It is therefore somewhat surprising that in the study by Kitsios and colleagues that used the same techniques to assess bacterial species in the lung tissue from 40 patients with IPF but found no evidence of infection.5 Indeed levels of bacterial reads were so low that they were of the level of reagent controls, lower than negative controls and considerably lower than the samples from patients with cystic fibrosis who, as expected, had evidence of Pseudomonas and Burkholderia taxa.5

So how can the apparent paradox between an apparently sterile fibrotic lung associated with a rich diversity of bacteria in the airways of similar patients be explained? The luminal surface of the lungs and airways is easily colonised by a rich diversity of microbial species, especially when damaged, however the extent that infection may penetrate the periphery of the lung is not known. End-stage fibrotic lung characterised by dense fibrous matrix with varying amounts of cellularity and it is certainly possible that it may not be easily penetrable by microbes. However, if the alveolar space were infected one would expect it to be detectable within explanted lung tissue using the sensitive techniques employed. However, the procedures used to obtain BAL from human subjects do not permit investigators to determine the precise anatomical origin of the samples obtained. Traction change within the airways is a recognised consequence of IPF and it is therefore conceivable that the taxa observed in BAL studies are a consequence of IPF rather than its cause.
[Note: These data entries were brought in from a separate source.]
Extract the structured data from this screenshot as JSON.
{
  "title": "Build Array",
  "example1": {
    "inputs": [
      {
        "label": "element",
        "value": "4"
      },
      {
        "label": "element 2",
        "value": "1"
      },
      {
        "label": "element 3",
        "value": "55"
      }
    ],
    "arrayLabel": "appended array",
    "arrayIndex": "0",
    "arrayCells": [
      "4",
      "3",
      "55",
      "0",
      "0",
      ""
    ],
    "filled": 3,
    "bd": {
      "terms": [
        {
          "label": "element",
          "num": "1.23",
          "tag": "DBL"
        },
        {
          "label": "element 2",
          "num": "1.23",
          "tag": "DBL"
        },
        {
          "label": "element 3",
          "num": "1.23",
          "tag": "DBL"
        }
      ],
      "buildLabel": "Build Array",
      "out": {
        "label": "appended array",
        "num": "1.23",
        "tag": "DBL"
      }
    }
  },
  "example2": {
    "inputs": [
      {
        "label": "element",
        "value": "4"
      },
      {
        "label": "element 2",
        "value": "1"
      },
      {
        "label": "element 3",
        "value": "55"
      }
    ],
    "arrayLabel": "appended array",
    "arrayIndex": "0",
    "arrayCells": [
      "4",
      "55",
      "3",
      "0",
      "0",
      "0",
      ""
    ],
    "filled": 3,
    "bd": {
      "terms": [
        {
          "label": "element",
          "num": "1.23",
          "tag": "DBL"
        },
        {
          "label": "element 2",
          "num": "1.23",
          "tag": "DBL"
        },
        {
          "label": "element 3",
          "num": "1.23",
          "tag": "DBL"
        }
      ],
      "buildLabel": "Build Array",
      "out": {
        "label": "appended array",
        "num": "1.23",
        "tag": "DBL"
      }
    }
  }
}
Genetic studies have identified that the airway epithelial gene MUC5B is the strongest genetic risk factor for the development of IPF,6 7 but high levels of MUC5b in mice protect them against infection through altering macrophage function, in contrast mice lacking functional MUC5b proteins die of overwhelming pulmonary infection.8 So is MUC5b ‘walling-off’ infection? Certainly the phenomenon of ‘walling-off’ infection is well described in abdominal infection and tuberculosis, and is thought to be a primitive response to prevent spread of infection through the bloodstream.9 10 Could it be that the bronchial epithelium acts as both a first line of host defence in the airway and early warning system to the alveoli, promoting fibrosis to aid preventing infection? Certainly the observations that the distal fibrotic lung has evidence of fewer bacterial species that normal lung despite extensive airway colonisation would support this intriguing hypothesis.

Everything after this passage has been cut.